Wednesday, August 10, 2005

A Novel About a Plague: The Rag Doll Plagues

Alejandro Morales has written an amazing novel called The Rag Doll Plagues. The novel is divided into three parts, and in each part a physician named Gregory Revultas battles a deadly plague called La Mona: Book One takes place 1788-1792; Book Two occurs in contemporary southern California; and Book Three in 2050 Southern California and Mexico. The book has a driving plot which recalls Camus' The Plague.

Morales, a professor of Spanish at Univeristy of California Irvine, combines magic realism, historical chronicle, and science fiction in this novel first published in 1992. The novel bends history, with spirit guides from the past and future popping in to help each doctor. What does magical realism have to do with the the doctors fighting the plague? Everthing!

In Book One Dr. Gregorio Revultas, a surgeon to the king of Spain, is sent to Mexico City in 1788 to battle the first plague. At first he is horrified by the dirt, excrement and garbage he finds among the poor and diseased in Mexico City in this society with rigid classes. But Dr. Gregorio has two spirit guides from the future: Gregory and Papa Damian. Dr. Gregorio also as guides Father Jude, a mestizo priest, and Father Juan Antonio Llorente, a doctor and historian; they show him that the plague is exacerbated by the Inquisition's persecution of native cuanderos who help prolong the lives of those with the plague, but no one can find a cure.

Only when Gregorio Revultas, during the first years the French Revolution, begins to connect with Indians as equals and to improve sanitation, increase garbage removal, and install public baths in the poor neighborhoods of Mexico City that the plague moves away to the north. Dr. Gregorio has learned that plagues are deeply connected to enviornment destruction and social repression. At the same time Dr. Gregorio rids himself of his Spanish prejudices, finding a new home in Mexico where he writes down his life. Book One reads like an 18th century historical chronicle.

The second Dr. Gregory Revultas in Book Two finds his beloved Sandra falls ill with the plague. Sandra is not Mexican but is a wonderful Jewish-American actress whose performance in Lorca draws young Chicanos from the barrio who become her protectors when her illness worsens. Again, society is divided in rich and poor classes, but Dr. Gregory becomes part of growing community in the barrio who act to help Sandra with her disease. Again Gregory's grandfather Damian is his spirit guide.

Gregory and Sandra go to Mexico to the village of Tepotzotlan where the first Dr. Gregorio lived and was buried. The 2nd Dr. Gregory even starts reading the historical chronicle of the first. Dr. Gregory is learning that healing only comes from creation of a beloved community around Sandra as well as connecting with the cuanderos and doctors of the past. This community can prolong Sandra's life but not stop the plague from killing her; all the while the second Gregory constantly writes about his life with Sandra. Book Two reads like a contempoary magic realist novel with spirit guides and a elderly neighbor with a jaguar as a pet. It's all connected!

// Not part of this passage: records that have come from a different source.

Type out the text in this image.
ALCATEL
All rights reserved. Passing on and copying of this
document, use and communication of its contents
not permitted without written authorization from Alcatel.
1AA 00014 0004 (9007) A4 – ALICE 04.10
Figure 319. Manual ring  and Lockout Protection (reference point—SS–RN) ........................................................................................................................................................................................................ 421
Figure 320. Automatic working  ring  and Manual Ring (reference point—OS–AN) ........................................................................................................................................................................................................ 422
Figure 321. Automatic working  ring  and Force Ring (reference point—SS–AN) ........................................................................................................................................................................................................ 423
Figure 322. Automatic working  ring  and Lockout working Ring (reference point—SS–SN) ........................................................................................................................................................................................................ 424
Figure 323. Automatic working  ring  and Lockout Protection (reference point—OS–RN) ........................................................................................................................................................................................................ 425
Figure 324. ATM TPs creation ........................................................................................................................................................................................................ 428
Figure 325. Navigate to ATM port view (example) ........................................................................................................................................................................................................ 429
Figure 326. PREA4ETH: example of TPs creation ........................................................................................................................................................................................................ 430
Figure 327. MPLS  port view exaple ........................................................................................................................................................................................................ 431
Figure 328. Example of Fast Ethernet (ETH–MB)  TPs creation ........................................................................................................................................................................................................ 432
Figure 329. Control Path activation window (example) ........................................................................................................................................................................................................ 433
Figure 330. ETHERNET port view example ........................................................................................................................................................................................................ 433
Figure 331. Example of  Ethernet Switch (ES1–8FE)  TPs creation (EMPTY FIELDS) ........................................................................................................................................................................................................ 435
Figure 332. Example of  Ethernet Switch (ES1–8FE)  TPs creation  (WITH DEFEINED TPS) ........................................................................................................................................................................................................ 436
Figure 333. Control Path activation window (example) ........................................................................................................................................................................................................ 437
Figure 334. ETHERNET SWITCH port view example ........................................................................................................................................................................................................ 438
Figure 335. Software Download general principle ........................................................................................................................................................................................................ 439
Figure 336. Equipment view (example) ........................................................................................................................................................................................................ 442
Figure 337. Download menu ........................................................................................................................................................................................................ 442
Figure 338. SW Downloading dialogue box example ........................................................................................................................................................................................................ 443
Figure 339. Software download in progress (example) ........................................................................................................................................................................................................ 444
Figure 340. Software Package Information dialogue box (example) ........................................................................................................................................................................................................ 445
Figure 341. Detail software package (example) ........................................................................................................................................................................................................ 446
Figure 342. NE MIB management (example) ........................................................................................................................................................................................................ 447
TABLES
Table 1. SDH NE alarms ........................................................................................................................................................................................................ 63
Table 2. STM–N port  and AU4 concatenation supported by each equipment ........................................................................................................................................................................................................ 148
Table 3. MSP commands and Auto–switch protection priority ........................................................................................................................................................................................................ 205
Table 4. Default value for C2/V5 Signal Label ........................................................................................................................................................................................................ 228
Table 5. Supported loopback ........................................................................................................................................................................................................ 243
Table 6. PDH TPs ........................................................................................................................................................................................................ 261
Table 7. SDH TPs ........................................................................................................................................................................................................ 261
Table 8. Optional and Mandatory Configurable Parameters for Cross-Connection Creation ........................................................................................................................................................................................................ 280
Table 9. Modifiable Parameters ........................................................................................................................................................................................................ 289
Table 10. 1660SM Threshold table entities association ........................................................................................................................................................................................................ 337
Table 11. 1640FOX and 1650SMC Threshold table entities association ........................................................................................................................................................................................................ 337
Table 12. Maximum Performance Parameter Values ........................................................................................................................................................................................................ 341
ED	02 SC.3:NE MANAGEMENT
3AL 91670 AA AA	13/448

In Book 3 Canada, the United States, and Mexico have joined into one country but the same rigid class structure still exists in a science fiction story. The 3rd Dr. Gregory heads a medical team that fights plagues caused by horrible pollution. He lives in the ranch house built by his grandfather Gregory and constantly reads novels written by his grandfather Gregory in grandfather's library though most people just read computer books. Again he has spirit guides of Papa Damien and grandfather Gregory. His girlfriend Gabi is turned off by the old books and in order to accelerate her career has her arm replaced by a computer arm. As Dr. Gregory reads his grandfather's novels, he begins thinking that the novels are really history, a history that helps him to understand his society and eventually to find a cure for the third plague.

So how does the 3rd Gregory find a cure? We have threatening new diseases like ebola virus, AIDS and SARS? Indeed Morales has been telling us throughout his novel that diseases are connected to environment pollution and to extreme poverty; these diseases have a history. We like Dr. Gregory need to stop seeing diseases in isolation and learn the history of these diseases. Thus the spirit guides from the past are teaching the 3rd Dr. Gregory important lessons.

Morales believes that stopping the plague can only happen by healers who at the same time improve life for the poor and clean up environmental pollution. So the 3rd doctor Gregory must learn all the historical doctors' writing and the native traditions of healing before he can finally discover a cure. Alejandro Morales has written a brilliant and insightful novel The Rag Doll Plagues.

1 comment:

abfowler07 said...

Why is there no chapter 6 in book 3?